A quanto riportato da un’inchiesta, varie aziende e privati non hanno rispettato le leggi riguardo l’uso di sacchetti in plastica biodegradabile.
Una task force di ricercatori inizierà a breve una ricerca per porre fine a tale questione.
La legge
A settembre è stato scoperto che in Italia 1 shopper su 4 non rispetta la legge in vigore in Italia.
Infatti dal 1° gennaio 2018, la normativa (sulla base della legge europea 2015/720) impone l’uso di sacchetti biodegradabili e compostabili.
Il decreto scaturì varie polemiche poiché le buste utilizzate per frutta, verdura e altri prodotti freschi, dovevano essere pagate come un prodotto qualunque.
Non fu chiaro subito lo scopo sostenibile della legge che venne approvata, ma in quanto tale è stata seguita da tutti… o quasi.
L’inchiesta
Aziende e privati hanno scelto il cambiamento non solo per rispettare la legge ma anche per inquinare di meno. Il problema è che coloro che hanno modificato le loro forniture sono tanti ma non tutti, come conferma lo studio degli ultimi mesi.
La Commissione Parlamentare di inchiesta sulle attività illecite nel ciclo rifiuti, ha confermato che il 25% delle buste vendute non sono biodegradabili.
Nello specifico sono stati individuati ancora in commercio sacchetti in plastica con diciture o certificazioni false. Si tratta di buste in plastica non compostabile o biodegradabile, vendute come tali. Un vero proprio schiaffo all’ambiente e alla salute dei consumatori.
La ricerca
Proprio per tali ragioni, è stata avviata una ricerca per rintracciare questi sacchetti e determinarne il livello di illegalità. Il Cnr-Ipcb di Catania e il consorzio Biorepack pronti per analizzare i polimeri presenti nelle buste selezionate, per bloccare queste attività illecite.
Il difetto di tali “bioshopper” è una concentrazione elevata di polietilene, un polimero molto economico ma non biodegradabile.
La ricercatrice Paola Rizzarelli dell’Cnr-Ipcb spiega;
“Lo standard europeo EN13432, fissa la percentuale tollerata del polietilene sotto l’1%. Percentuali maggiori potrebbero infatti compromettere la biodegradabilità e la compostabilità degli involucri”.

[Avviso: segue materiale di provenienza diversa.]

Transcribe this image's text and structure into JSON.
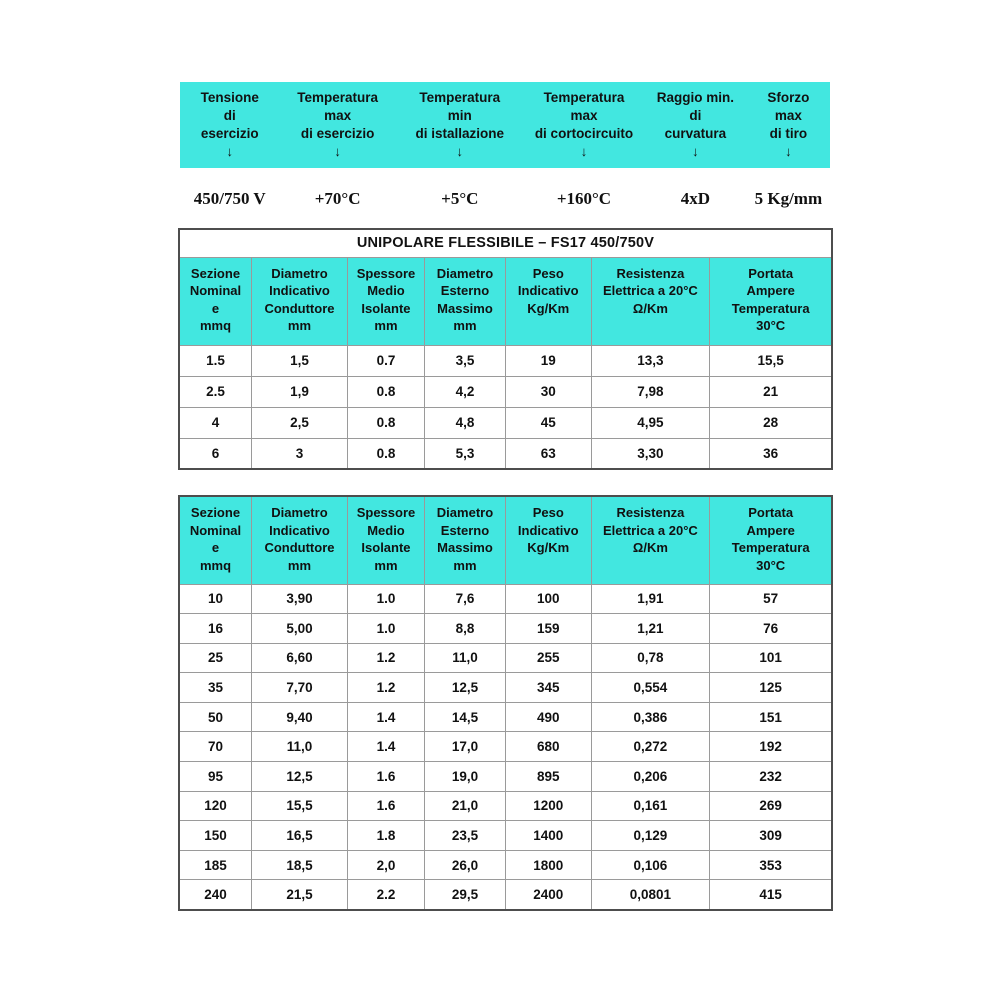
{
  "colors": {
    "header_bg": "#42e7e0",
    "border_outer": "#4d4d4d",
    "border_inner": "#9a9a9a",
    "text": "#111111"
  },
  "spec_band": {
    "headers": [
      "Tensione\ndi\nesercizio\n↓",
      "Temperatura\nmax\ndi esercizio\n↓",
      "Temperatura\nmin\ndi istallazione\n↓",
      "Temperatura\nmax\ndi cortocircuito\n↓",
      "Raggio min.\ndi\ncurvatura\n↓",
      "Sforzo\nmax\ndi tiro\n↓"
    ],
    "values": [
      "450/750 V",
      "+70°C",
      "+5°C",
      "+160°C",
      "4xD",
      "5 Kg/mm"
    ]
  },
  "table1": {
    "title": "UNIPOLARE FLESSIBILE – FS17 450/750V",
    "columns": [
      "Sezione\nNominal\ne\nmmq",
      "Diametro\nIndicativo\nConduttore\nmm",
      "Spessore\nMedio\nIsolante\nmm",
      "Diametro\nEsterno\nMassimo\nmm",
      "Peso\nIndicativo\nKg/Km",
      "Resistenza\nElettrica a 20°C\nΩ/Km",
      "Portata\nAmpere\nTemperatura\n30°C"
    ],
    "rows": [
      [
        "1.5",
        "1,5",
        "0.7",
        "3,5",
        "19",
        "13,3",
        "15,5"
      ],
      [
        "2.5",
        "1,9",
        "0.8",
        "4,2",
        "30",
        "7,98",
        "21"
      ],
      [
        "4",
        "2,5",
        "0.8",
        "4,8",
        "45",
        "4,95",
        "28"
      ],
      [
        "6",
        "3",
        "0.8",
        "5,3",
        "63",
        "3,30",
        "36"
      ]
    ]
  },
  "table2": {
    "columns": [
      "Sezione\nNominal\ne\nmmq",
      "Diametro\nIndicativo\nConduttore\nmm",
      "Spessore\nMedio\nIsolante\nmm",
      "Diametro\nEsterno\nMassimo\nmm",
      "Peso\nIndicativo\nKg/Km",
      "Resistenza\nElettrica a 20°C\nΩ/Km",
      "Portata\nAmpere\nTemperatura\n30°C"
    ],
    "rows": [
      [
        "10",
        "3,90",
        "1.0",
        "7,6",
        "100",
        "1,91",
        "57"
      ],
      [
        "16",
        "5,00",
        "1.0",
        "8,8",
        "159",
        "1,21",
        "76"
      ],
      [
        "25",
        "6,60",
        "1.2",
        "11,0",
        "255",
        "0,78",
        "101"
      ],
      [
        "35",
        "7,70",
        "1.2",
        "12,5",
        "345",
        "0,554",
        "125"
      ],
      [
        "50",
        "9,40",
        "1.4",
        "14,5",
        "490",
        "0,386",
        "151"
      ],
      [
        "70",
        "11,0",
        "1.4",
        "17,0",
        "680",
        "0,272",
        "192"
      ],
      [
        "95",
        "12,5",
        "1.6",
        "19,0",
        "895",
        "0,206",
        "232"
      ],
      [
        "120",
        "15,5",
        "1.6",
        "21,0",
        "1200",
        "0,161",
        "269"
      ],
      [
        "150",
        "16,5",
        "1.8",
        "23,5",
        "1400",
        "0,129",
        "309"
      ],
      [
        "185",
        "18,5",
        "2,0",
        "26,0",
        "1800",
        "0,106",
        "353"
      ],
      [
        "240",
        "21,5",
        "2.2",
        "29,5",
        "2400",
        "0,0801",
        "415"
      ]
    ]
  }
}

La ricerca seguirà due fasi di analisi, (quantitativa e qualitativa) per stabilire la natura chimica del sacchetto e la quantità di polietilene presente.
In questo modo i ricercatori potranno risolvere una questione non indifferente, che minaccia sia la filiera delle bioplastiche che quella del compostaggio.
A tal fine è stato scelto il CNR di Catania perchè è l’unico in Europa che ha sviluppato un metodo di intercettazione del polimero. Tanto è vero che da tempo, arrivano richieste di analisi da laboratori e privati dell’Unione Europea.
Senza dubbio i nostri ricercatori saranno in grado si svelare i nomi di chi crea ulteriori danni all’ambiente e alla salute dei consumatori italiani. Nel frattempo, aspettiamo l’inizio degli studi, che avverrà a gennaio 2023, mentre i risultati verranno pubblicati durante il corso dell’anno.